Date of Award

Winter 1990

Document Type


Degree Name

Doctor of Philosophy (PhD)


Ocean/Earth/Atmos Sciences



Committee Director

Gabriel T. Csanady

Committee Member

Chester E. Grosch

Committee Member

John M. Klinck


The generation mechanism of short wind waves is generally thought to be a viscous instability at the air-sea interface. The short, regular waves arising from a sudden wind on a still water surface have a dispersion relation which is characteristic of gravity-capillary waves. The effects of variable surface tension, viscosity and shear flow parameters on the behavior of these waves were studied.

A numerical hydrodynamic stability analysis of a coupled laminar shear flow was accomplished by integrating a transformed version of the Orr-Sommerfeld equation, subject to the boundary conditions at a two-fluid interface. Unbounded growth problems usually encountered in a direct numerical integration of the Orr-Sommerfeld equation were avoided by the use of the compound matrix method, an efficient numerical technique based on a Riccati transformation.
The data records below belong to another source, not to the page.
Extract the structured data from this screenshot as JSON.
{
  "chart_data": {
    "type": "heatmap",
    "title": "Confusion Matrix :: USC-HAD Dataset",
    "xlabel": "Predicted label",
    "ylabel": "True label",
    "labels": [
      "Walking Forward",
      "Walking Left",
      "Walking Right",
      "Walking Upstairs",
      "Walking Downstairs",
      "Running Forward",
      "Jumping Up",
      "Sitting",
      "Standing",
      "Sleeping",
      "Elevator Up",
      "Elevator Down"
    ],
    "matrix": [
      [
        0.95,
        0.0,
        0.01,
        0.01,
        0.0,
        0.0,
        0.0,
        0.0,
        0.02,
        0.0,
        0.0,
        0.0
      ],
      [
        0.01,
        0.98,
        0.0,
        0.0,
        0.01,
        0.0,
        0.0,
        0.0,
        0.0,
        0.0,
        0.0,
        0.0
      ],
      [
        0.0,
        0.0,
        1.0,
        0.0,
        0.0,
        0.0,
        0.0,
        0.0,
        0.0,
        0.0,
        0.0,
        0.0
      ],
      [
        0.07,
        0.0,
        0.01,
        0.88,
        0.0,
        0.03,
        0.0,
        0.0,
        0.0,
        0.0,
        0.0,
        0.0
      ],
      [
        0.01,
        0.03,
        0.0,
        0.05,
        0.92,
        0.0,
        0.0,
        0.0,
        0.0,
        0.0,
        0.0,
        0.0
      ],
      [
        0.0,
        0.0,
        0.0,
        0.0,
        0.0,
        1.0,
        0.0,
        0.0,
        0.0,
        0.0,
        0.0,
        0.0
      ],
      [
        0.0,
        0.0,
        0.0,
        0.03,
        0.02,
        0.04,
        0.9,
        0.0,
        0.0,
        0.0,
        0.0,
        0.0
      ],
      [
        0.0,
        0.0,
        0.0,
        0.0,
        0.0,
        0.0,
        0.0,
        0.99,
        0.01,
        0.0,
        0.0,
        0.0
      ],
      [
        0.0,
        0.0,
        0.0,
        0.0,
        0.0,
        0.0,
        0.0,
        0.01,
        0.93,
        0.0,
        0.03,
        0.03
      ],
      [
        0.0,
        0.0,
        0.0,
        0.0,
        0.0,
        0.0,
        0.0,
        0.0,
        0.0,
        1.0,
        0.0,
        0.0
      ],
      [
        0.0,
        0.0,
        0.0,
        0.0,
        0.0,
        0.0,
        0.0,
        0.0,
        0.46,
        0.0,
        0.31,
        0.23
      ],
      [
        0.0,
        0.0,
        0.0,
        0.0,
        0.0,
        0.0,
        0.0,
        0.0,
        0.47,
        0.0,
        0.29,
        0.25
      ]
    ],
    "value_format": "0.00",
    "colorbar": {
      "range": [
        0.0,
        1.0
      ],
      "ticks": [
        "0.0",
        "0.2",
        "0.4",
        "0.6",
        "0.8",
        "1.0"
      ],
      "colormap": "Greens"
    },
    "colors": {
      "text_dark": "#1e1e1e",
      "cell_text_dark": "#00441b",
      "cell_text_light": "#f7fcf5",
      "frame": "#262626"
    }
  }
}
Phase speeds and growth rates of the waves generated by the instability mechanism were obtained for various surface tension and viscosity values as well as for different shear flow characteristics.

The conjectured maximum growth rate/minimum phase speed relationship is shown to be valid only for specific values of surface tension. Changes in the viscosity of water are shown to have a large effect on the behavior of the waves, while changes in the viscosity of air do not. The role of the air velocity profile characteristics are shown to be subordinate to those of water-side parameters in the generation and subsequent growth of the initially appearing short waves. The disturbance is confined to a narrow region on either side of the interface which is of much smaller scale than free wave motion.